L’hypothèse du crime homosexuel

S’il y a un mystère dans cette affaire, il ne réside ni dans les circonstances,  ni dans l’identité de l’auteur, mais dans le mobile. On a d’abord privilégié l’hypothèse du meurtre crapuleux car l’historien transportait des objets de grande valeur. Mais en publiant Signor Giovanni en 1981, l’écrivain Dominique Fernandez va donner corps à une autre hypothèse beaucoup plus romanesque : Winckelmann, qui était homosexuel, aurait été en réalité assassiné par celui dont il voulait faire son amant.
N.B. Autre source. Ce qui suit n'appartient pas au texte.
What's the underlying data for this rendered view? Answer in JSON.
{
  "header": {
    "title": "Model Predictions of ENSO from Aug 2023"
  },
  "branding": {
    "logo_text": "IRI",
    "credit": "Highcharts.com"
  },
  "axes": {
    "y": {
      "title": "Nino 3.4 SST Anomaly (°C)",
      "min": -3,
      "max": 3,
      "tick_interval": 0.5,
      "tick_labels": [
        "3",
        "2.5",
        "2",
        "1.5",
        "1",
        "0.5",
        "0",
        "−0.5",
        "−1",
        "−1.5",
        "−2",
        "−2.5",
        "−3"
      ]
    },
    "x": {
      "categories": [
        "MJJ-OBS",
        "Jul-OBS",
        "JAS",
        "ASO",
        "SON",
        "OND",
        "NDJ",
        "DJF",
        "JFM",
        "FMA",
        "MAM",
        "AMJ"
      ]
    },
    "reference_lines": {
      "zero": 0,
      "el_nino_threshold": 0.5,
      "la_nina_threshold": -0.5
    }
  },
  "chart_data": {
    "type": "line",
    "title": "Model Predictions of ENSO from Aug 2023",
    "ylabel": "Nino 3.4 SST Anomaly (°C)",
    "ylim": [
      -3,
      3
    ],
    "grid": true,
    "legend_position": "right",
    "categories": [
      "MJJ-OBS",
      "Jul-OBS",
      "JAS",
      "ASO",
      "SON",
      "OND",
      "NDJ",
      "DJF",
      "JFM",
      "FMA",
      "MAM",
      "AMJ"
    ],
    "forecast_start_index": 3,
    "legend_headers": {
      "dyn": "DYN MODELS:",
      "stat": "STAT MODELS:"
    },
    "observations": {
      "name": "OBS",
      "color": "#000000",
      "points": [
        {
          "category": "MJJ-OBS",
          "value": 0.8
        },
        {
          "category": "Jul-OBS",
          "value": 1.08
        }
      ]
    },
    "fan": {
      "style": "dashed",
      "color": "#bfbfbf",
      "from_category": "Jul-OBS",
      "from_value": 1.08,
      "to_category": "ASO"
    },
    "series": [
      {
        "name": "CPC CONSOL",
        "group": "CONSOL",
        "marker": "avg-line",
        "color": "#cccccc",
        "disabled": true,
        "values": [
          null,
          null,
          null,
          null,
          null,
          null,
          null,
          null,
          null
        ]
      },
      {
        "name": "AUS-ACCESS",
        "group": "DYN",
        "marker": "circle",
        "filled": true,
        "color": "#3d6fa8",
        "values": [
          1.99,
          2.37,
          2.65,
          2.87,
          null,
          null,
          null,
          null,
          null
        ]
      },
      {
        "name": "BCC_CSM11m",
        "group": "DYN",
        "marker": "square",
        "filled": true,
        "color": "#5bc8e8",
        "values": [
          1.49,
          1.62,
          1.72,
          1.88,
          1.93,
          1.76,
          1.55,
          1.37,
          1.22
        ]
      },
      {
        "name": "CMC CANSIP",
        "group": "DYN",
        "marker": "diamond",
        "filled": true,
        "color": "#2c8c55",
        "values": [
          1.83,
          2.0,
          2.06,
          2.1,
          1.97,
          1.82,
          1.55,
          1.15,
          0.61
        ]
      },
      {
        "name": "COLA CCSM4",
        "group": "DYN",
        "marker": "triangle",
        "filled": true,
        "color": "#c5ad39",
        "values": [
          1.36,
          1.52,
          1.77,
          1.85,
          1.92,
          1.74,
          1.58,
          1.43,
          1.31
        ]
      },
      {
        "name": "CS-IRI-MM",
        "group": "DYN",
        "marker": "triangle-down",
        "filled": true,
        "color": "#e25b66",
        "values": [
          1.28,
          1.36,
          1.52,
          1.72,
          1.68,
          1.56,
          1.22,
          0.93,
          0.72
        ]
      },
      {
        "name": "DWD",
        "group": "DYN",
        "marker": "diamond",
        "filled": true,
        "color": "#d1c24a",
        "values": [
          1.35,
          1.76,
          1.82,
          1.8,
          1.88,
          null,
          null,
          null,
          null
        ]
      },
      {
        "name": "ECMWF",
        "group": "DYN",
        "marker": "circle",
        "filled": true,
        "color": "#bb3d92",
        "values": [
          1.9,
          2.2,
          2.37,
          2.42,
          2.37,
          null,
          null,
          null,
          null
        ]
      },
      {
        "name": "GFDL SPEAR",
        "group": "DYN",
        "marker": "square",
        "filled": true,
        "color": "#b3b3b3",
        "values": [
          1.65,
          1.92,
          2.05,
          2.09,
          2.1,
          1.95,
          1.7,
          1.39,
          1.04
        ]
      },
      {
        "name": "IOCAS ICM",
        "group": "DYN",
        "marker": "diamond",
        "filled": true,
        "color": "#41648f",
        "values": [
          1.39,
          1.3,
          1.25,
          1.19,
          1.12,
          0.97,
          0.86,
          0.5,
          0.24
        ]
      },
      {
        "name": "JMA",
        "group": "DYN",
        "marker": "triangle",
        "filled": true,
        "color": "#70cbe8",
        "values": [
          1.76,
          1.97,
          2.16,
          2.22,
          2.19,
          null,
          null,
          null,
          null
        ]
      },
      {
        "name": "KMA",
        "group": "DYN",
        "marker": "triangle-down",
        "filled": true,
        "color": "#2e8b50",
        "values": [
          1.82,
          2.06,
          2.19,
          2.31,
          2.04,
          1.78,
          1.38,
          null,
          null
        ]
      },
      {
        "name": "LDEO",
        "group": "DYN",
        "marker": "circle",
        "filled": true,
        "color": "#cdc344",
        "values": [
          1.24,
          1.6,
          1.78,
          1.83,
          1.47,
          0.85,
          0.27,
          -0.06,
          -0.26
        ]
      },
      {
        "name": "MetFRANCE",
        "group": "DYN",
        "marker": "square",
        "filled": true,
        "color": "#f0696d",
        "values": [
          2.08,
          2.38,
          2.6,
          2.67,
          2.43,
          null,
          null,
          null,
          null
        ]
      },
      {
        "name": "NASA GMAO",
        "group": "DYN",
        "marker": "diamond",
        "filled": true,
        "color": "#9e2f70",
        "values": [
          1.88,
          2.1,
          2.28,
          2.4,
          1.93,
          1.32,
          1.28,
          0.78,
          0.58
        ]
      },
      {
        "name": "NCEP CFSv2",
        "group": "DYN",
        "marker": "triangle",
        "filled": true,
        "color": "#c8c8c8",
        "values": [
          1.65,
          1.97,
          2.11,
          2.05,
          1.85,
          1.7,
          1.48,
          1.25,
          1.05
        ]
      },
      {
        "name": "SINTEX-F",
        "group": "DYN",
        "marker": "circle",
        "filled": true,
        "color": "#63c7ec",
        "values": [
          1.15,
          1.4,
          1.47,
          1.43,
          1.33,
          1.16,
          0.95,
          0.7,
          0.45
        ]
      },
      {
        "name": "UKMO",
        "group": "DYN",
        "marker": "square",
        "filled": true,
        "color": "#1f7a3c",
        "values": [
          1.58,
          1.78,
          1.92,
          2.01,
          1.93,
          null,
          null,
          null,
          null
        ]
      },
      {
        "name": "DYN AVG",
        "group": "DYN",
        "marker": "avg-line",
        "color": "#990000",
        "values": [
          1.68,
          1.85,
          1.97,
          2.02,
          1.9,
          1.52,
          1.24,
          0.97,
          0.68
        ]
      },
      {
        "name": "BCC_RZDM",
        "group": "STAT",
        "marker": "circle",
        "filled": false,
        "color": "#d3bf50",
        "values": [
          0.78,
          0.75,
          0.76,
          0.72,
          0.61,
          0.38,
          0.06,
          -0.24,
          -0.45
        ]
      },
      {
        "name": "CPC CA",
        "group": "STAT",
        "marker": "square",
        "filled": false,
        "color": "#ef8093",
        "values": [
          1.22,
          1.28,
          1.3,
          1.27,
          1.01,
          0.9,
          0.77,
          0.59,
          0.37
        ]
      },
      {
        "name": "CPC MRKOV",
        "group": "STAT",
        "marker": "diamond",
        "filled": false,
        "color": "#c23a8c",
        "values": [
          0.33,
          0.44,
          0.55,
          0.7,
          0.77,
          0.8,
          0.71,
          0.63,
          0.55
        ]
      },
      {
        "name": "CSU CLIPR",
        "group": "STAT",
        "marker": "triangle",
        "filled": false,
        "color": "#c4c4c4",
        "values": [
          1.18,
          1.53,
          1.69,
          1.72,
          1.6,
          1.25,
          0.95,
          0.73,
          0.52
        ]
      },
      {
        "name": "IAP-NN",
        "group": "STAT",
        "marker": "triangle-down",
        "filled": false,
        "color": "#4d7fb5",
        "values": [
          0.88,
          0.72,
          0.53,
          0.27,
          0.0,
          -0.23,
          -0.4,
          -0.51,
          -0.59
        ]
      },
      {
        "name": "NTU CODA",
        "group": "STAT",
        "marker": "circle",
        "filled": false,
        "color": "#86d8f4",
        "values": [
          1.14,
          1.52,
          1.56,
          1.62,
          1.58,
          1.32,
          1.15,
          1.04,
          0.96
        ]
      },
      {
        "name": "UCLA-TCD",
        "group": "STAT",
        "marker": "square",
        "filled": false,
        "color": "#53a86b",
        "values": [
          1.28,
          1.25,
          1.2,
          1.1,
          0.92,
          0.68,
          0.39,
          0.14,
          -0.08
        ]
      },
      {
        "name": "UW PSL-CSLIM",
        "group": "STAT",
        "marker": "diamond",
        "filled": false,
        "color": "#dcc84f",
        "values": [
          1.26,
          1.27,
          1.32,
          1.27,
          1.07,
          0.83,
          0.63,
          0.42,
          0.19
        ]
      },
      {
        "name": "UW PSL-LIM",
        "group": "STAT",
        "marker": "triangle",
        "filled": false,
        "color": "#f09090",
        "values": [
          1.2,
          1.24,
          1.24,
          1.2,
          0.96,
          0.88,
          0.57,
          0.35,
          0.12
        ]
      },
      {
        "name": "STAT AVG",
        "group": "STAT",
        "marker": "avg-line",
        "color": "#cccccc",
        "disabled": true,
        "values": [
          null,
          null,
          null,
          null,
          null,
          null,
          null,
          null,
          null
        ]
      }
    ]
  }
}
La réalité du dossier judiciaire

Julien Sapori, commissaire divisionnaire honoraire, historien, spécialiste de Barbey d’Aurevilly, a décidé de mener l’enquête. Est-ce parce qu’il est lui-même originaire de Trieste ? Toujours est-il qu’au fil des pages de  Winckelmann et ses assassins, l’auteur s’attache à décrire les personnages du drame, ainsi que le contexte politique, culturel et religieux de l’époque, notamment au regard de l’homosexualité de Winckelmann. Au fil des pages, Julien Sapori démontre que non, son orientation sexuelle n’était pas un fardeau qui aurait contraint l’intéressé à des relations clandestines et risquées, voire l’aurait poussé à une sorte de suicide par procuration.  Surtout, en s’appuyant sur les pièces du dossier judiciaire, il met en lumière les incohérences de la thèse de Dominique Fernandez.

Contre la réécriture du passé

À travers cet exemple de réécriture d’un fait divers pour l’inscrire dans une vision du monde s’articulant entre les opprimés et les oppresseurs dans laquelle l’homosexuel est forcément une victime, c’est le procès du wokisme qu’instruit Julien Sapori. Il était nécessaire que la double expérience de l’enquêteur et de l’historien rétablisse ici les faits et donne au passage une salutaire leçon de rigueur intellectuelle dans une époque étrangement indifférente, pour ne pas dire réfractaire, au réel. Certains peut-être lui en voudront de briser la légende. On leur répondra par le fameux mot de Bernanos, « Je préfère être d’accord avec les faits qu’avec vous ».

 

*Julien Sapori – Winckelmann et ses assassins -L’Armaque, 100 pages, 18 euros.